La experiencia debe servir para que no se abra ni la más mínima posibilidad de retroceso hacia el golpismo latinoamericano
Pocos días antes de se cumpla el vigésimo noveno aniversario del último de los muchísimos golpes de Estado que jalonaron la historia de nuestro país, uno de sus principales protagonistas, Luis Arce Gómez, ha sido encarcelado. Es un hecho que, además de justiciero, tiene un alto contenido simbólico por las circunstancias internacionales en que se produce.
El encarcelamiento de Arce Gómez, que coincide con el rotundo y unánime rechazo con que el mundo entero reaccionó ante el reciente golpe hondureño, son dos actos que dicen mucho de lo lejos que están --y de lo lejos que deben mantenerse-- esos aciagos tiempos en los que los militares, siempre con la complicidad de grupos civiles, hacían de árbitros y protagonistas de la política latinoamericana.
Hasta hace 30 años, personajes como Arce Gómez y crímenes como los que cometió no eran excepcionales. Por el contrario, los golpes de estado con sus secuelas de atrocidades fueron una constante en la historia latinoamericana desde sus primeros tiempos. Ya Bolívar y Sucre fueron víctimas de ese método de acción política y ni Bolívar se libró, al final de su vida política, de caer en la tentación de la dictadura.
Las razones con las que se justificaron los golpes de estado fueron variando a través de la historia, pero lo que nunca cambió fue el fenómeno de fondo que se manifestaba a través de ellos. La incapacidad de nuestras sociedades para resolver sus conflictos políticos por medios civilizados siempre estuvo tras cada intervención militar.
Todos los golpes de estado de los años 60 y 70, por razones inherentes a su espurio origen, derivaron en regímenes dictatoriales. Todos fueron atroces, pero hubo dos que se destacaron por su extrema crueldad. Uno fue el argentino, que hizo desaparecer a unas 30.000 personas y aplicó indescriptibles torturas a muchas más. Otro fue el de García Meza y Arce Gómez. Los asesinatos de Luis Espinal, en la fase preparatoria del golpe, de Marcelo Quiroga Santa Cruz, de toda la dirigencia del MIR, entre muchos otros, fueron algunos de sus peores crímenes.

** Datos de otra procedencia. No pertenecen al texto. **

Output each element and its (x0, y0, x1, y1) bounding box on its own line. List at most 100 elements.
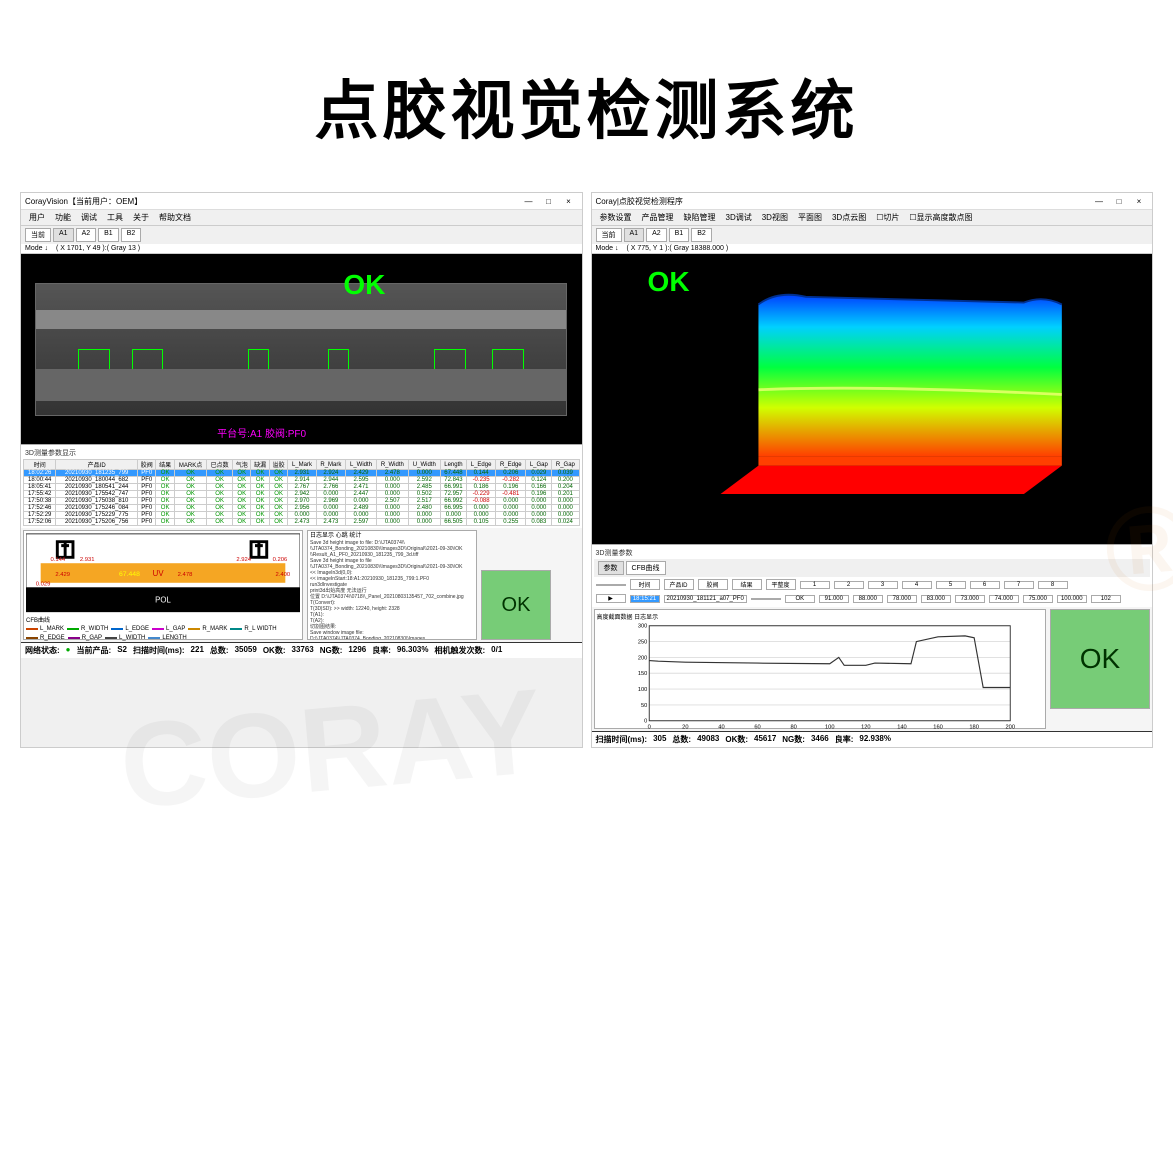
svg-text:2.400: 2.400 (276, 572, 291, 578)
ok-indicator: OK (481, 570, 551, 640)
close-icon[interactable]: × (1130, 195, 1148, 207)
menu-help[interactable]: 帮助文档 (155, 211, 195, 224)
ok-indicator: OK (1050, 609, 1150, 709)
diagram-panel: POL UV 0.144 2.931 2.924 0.206 2.429 67.… (23, 530, 303, 640)
tab-a1[interactable]: A1 (624, 228, 645, 242)
menu-plan[interactable]: 平面图 (794, 211, 826, 224)
minimize-icon[interactable]: — (1090, 195, 1108, 207)
log-title: 日志显示 心跳 统计 (310, 533, 474, 540)
station-tabs: 当前 A1 A2 B1 B2 (592, 226, 1153, 244)
window-title: CorayVision【当前用户：OEM】 (25, 196, 142, 207)
chk-slice[interactable]: ☐切片 (872, 211, 903, 224)
svg-text:300: 300 (637, 624, 647, 630)
ng-val: 1296 (348, 645, 366, 656)
scan-label: 扫描时间(ms): (133, 645, 185, 656)
tab-b1[interactable]: B1 (669, 228, 690, 242)
tab-a1[interactable]: A1 (53, 228, 74, 242)
measure-label: 3D测量参数 (594, 547, 1151, 559)
tab-b2[interactable]: B2 (691, 228, 712, 242)
svg-text:100: 100 (825, 724, 835, 730)
svg-text:0.206: 0.206 (273, 557, 288, 563)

Aunque como todos los demás golpes de estado de aquella época pretendió justificarse en la lucha contra la “expansión del comunismo”, expresado entonces en el triunfo electoral de la UDP, tuvo además muy sólidos vínculos con el narcotráfico, lo que lo hizo doblemente repudiable ante los ojos del mundo. Tanto, que contribuyó mucho a que en la conciencia mundial se active, y se mantenga vivo hasta hoy, el rechazo a los regímenes provenientes de golpes de estado.
El encarcelamiento de Arce Gómez es pues una buena ocasión para recordar porqué no se puede ni debe considerar, ni remotamente siquiera, la posibilidad de volver a abrir las puertas al golpismo latinoamericano.